I woke early one morning in mid November and realised it was unusually silent outside. Every now and then a short, sharp noise would cut through the stillness, as if something was breaking. Opening the shutters I was amazed to see that there was about ten centimetres of snow. The weight of it on some of the olive branches was too much for them to bear and they snapped, cascading a flurry of snow onto the slope below. The hillsides were transformed into a beautiful and unexpected world of white.
On a cold, clear evening during their Christmas break from work, my neighbours, Angela and Matteo, asked me to go with them up the mountain for Mandarin punch. Intrigued, I happily agreed and along with Matteo’s brother, Claudio, we set off in their four wheel drive, through the village above us, climbing to a scattering of houses higher up where there is a little bar.
Although holding my breath at the casual way in which Matteo took the hairpins, one hand on the wheel and only a cursory attempt to slow down a little, I was so pleased to be included in their outing I was happy to take it as it came. Angela is in her late twenties and the young men in their thirties, and I’m over sixty. It’s one of the things I really like about the culture here, it’s far less defined by age.
Mandarin punch turned out to be a rather sticky bright orange, served in little glasses topped up with hot water, and very warming. We sat round a log fire chatting and as I mellowed my Italian improved. Eventually we decided to head back down the hill and have an impromptu supper together in their kitchen. Angela would make pizzas and I would nip home for a bottle of wine.
Driving back down the mountain was rather more alarming than coming up.
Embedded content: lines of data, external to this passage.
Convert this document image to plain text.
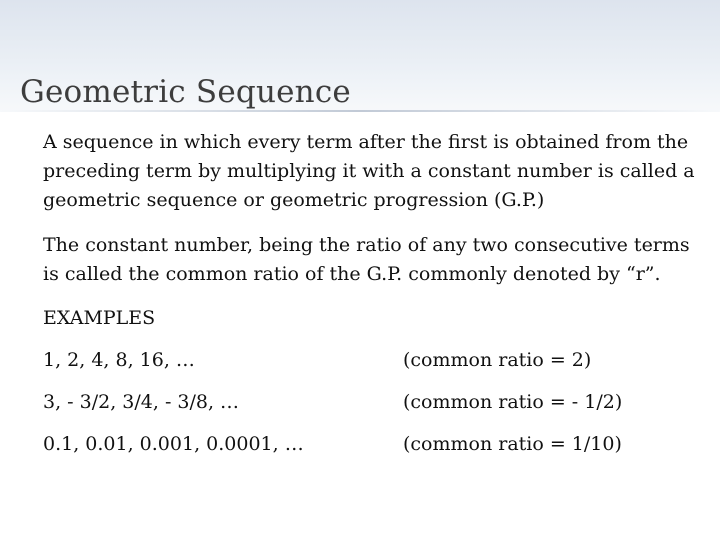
Geometric Sequence

A sequence in which every term after the first is obtained from the preceding term by multiplying it with a constant number is called a geometric sequence or geometric progression (G.P.)

The constant number, being the ratio of any two consecutive terms is called the common ratio of the G.P. commonly denoted by “r”.

EXAMPLES

1, 2, 4, 8, 16, …	(common ratio = 2)
3, - 3/2, 3/4, - 3/8, …	(common ratio = - 1/2)
0.1, 0.01, 0.001, 0.0001, …	(common ratio = 1/10)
Matteo took the bends head on with macho spirit and Angela’s cries of “slow down” as she saw my face were ignored with laughter. We hurtled through the village, gathering speed along the straight by the church. This prompted my Italian to stretch to “Matteo, I want to stay in Italy but not in the cemetery!”
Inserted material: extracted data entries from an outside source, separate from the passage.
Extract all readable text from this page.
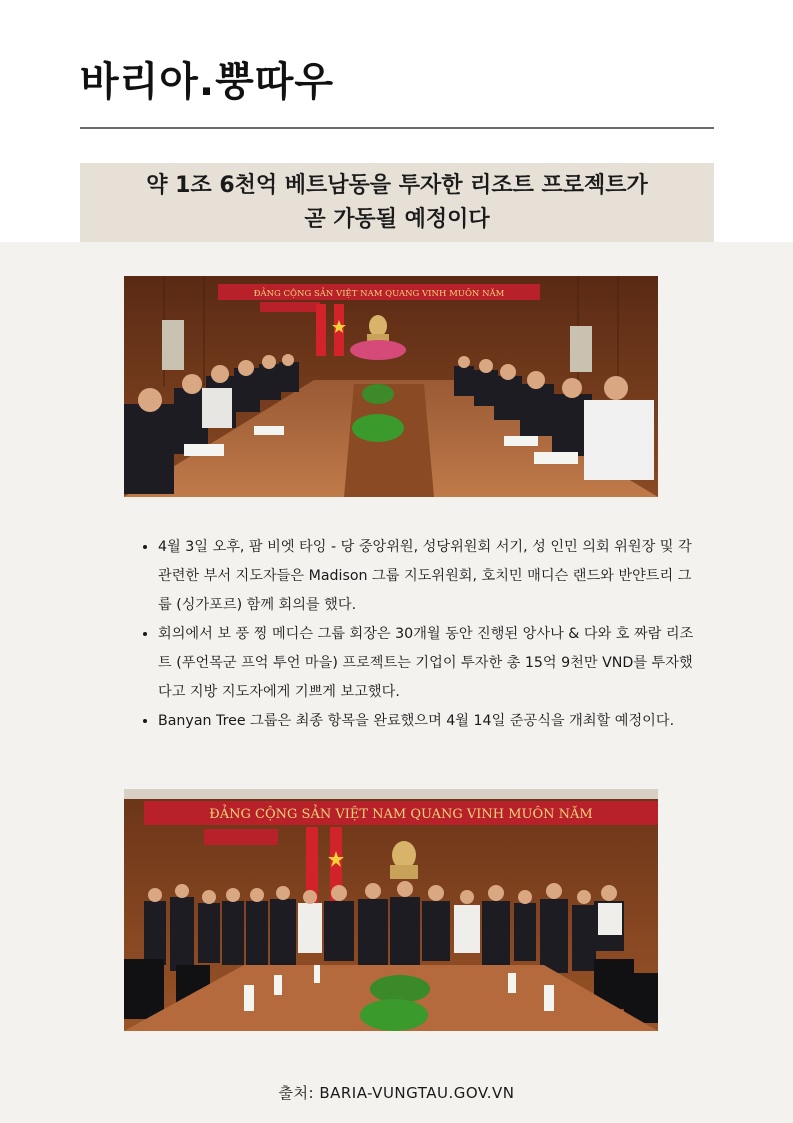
바리아.뿡따우
약 1조 6천억 베트남동을 투자한 리조트 프로젝트가
곧 가동될 예정이다
ĐẢNG CỘNG SẢN VIỆT NAM QUANG VINH MUÔN NĂM
• 4월 3일 오후, 팜 비엣 타잉 - 당 중앙위원, 성당위원회 서기, 성 인민 의회 위원장 및 각 관련한 부서 지도자들은 Madison 그룹 지도위원회, 호치민 매디슨 랜드와 반얀트리 그룹 (싱가포르) 함께 회의를 했다.
• 회의에서 보 풍 찡 메디슨 그룹 회장은 30개월 동안 진행된 앙사나 & 다와 호 짜람 리조트 (푸언목군 프억 투언 마을) 프로젝트는 기업이 투자한 총 15억 9천만 VND를 투자했다고 지방 지도자에게 기쁘게 보고했다.
• Banyan Tree 그룹은 최종 항목을 완료했으며 4월 14일 준공식을 개최할 예정이다.
ĐẢNG CỘNG SẢN VIỆT NAM QUANG VINH MUÔN NĂM
출처: BARIA-VUNGTAU.GOV.VN
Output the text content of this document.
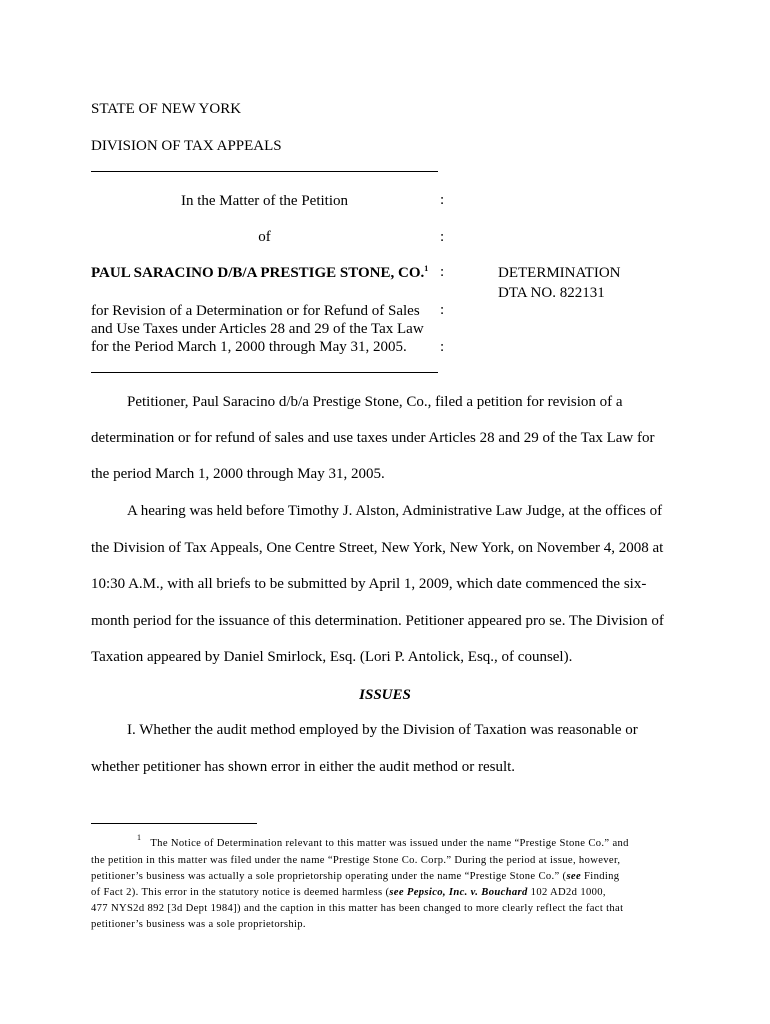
STATE OF NEW YORK
DIVISION OF TAX APPEALS
In the Matter of the Petition	:
of	:
PAUL SARACINO D/B/A PRESTIGE STONE, CO.$^1$ :	DETERMINATION
DTA NO. 822131
for Revision of a Determination or for Refund of Sales :
and Use Taxes under Articles 28 and 29 of the Tax Law
for the Period March 1, 2000 through May 31, 2005. :
Petitioner, Paul Saracino d/b/a Prestige Stone, Co., filed a petition for revision of a
determination or for refund of sales and use taxes under Articles 28 and 29 of the Tax Law for
the period March 1, 2000 through May 31, 2005.
A hearing was held before Timothy J. Alston, Administrative Law Judge, at the offices of
the Division of Tax Appeals, One Centre Street, New York, New York, on November 4, 2008 at
10:30 A.M., with all briefs to be submitted by April 1, 2009, which date commenced the six-
month period for the issuance of this determination. Petitioner appeared pro se. The Division of
Taxation appeared by Daniel Smirlock, Esq. (Lori P. Antolick, Esq., of counsel).
ISSUES
I. Whether the audit method employed by the Division of Taxation was reasonable or
whether petitioner has shown error in either the audit method or result.
$^1$   The Notice of Determination relevant to this matter was issued under the name “Prestige Stone Co.” and
the petition in this matter was filed under the name “Prestige Stone Co. Corp.” During the period at issue, however,
petitioner’s business was actually a sole proprietorship operating under the name “Prestige Stone Co.” (see Finding
of Fact 2). This error in the statutory notice is deemed harmless (see Pepsico, Inc. v. Bouchard 102 AD2d 1000,
477 NYS2d 892 [3d Dept 1984]) and the caption in this matter has been changed to more clearly reflect the fact that
petitioner’s business was a sole proprietorship.
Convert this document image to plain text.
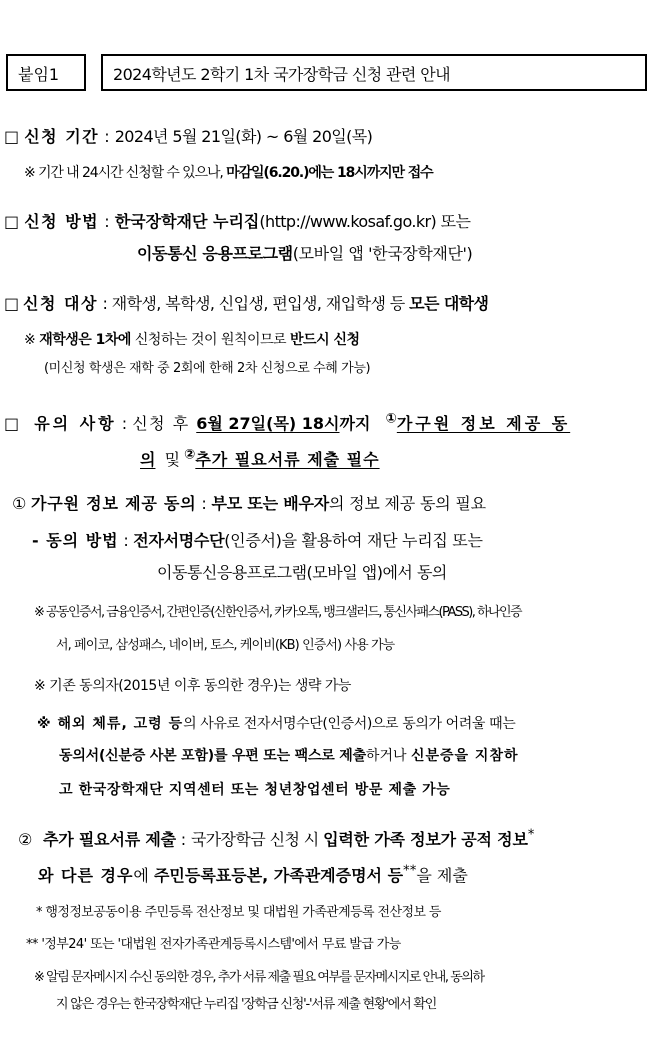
붙임1	2024학년도 2학기 1차 국가장학금 신청 관련 안내
□ 신청 기간 : 2024년 5월 21일(화) ~ 6월 20일(목)
※ 기간 내 24시간 신청할 수 있으나, 마감일(6.20.)에는 18시까지만 접수
□ 신청 방법 : 한국장학재단 누리집(http://www.kosaf.go.kr) 또는
이동통신 응용프로그램(모바일 앱 '한국장학재단')
□ 신청 대상 : 재학생, 복학생, 신입생, 편입생, 재입학생 등 모든 대학생
※ 재학생은 1차에 신청하는 것이 원칙이므로 반드시 신청
(미신청 학생은 재학 중 2회에 한해 2차 신청으로 수혜 가능)
□ 유의 사항 : 신청 후 6월 27일(목) 18시까지 ①가구원 정보 제공 동
의 및 ②추가 필요서류 제출 필수
① 가구원 정보 제공 동의 : 부모 또는 배우자의 정보 제공 동의 필요
- 동의 방법 : 전자서명수단(인증서)을 활용하여 재단 누리집 또는
이동통신응용프로그램(모바일 앱)에서 동의
※ 공동인증서, 금융인증서, 간편인증(신한인증서, 카카오톡, 뱅크샐러드, 통신사패스(PASS), 하나인증
서, 페이코, 삼성패스, 네이버, 토스, 케이비(KB) 인증서) 사용 가능
※ 기존 동의자(2015년 이후 동의한 경우)는 생략 가능
※ 해외 체류, 고령 등의 사유로 전자서명수단(인증서)으로 동의가 어려울 때는
동의서(신분증 사본 포함)를 우편 또는 팩스로 제출하거나 신분증을 지참하
고 한국장학재단 지역센터 또는 청년창업센터 방문 제출 가능
② 추가 필요서류 제출 : 국가장학금 신청 시 입력한 가족 정보가 공적 정보*
와 다른 경우에 주민등록표등본, 가족관계증명서 등**을 제출
* 행정정보공동이용 주민등록 전산정보 및 대법원 가족관계등록 전산정보 등
** '정부24' 또는 '대법원 전자가족관계등록시스템'에서 무료 발급 가능
※ 알림 문자메시지 수신 동의한 경우, 추가 서류 제출 필요 여부를 문자메시지로 안내, 동의하
지 않은 경우는 한국장학재단 누리집 '장학금 신청'-'서류 제출 현황'에서 확인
The laughter increased, and Claudio rolled about in the front passenger seat, repeating it, helpless with laughter, so that I thought he may well turn the car over, if taking a corner on two wheels didn’t get us first. But I couldn’t help being warmed by his praise for my “spettacolo” wit, and smiled at the thought that if we didn’t make it home we would at least die happy.
I shut my eyes tight as we whistled along the single track lane to our houses, and we were there in seconds. I went home for the wine and a few minutes to recover, and then we spent a happy evening at their kitchen table. I remember singing Paul McCartney’s “Yesterday”, right through, something I would never have done in England, inhibited by my inability to hold a tune. Whether I did or not it didn’t seem to matter, as I’m discovering about so many things, living the Italian way.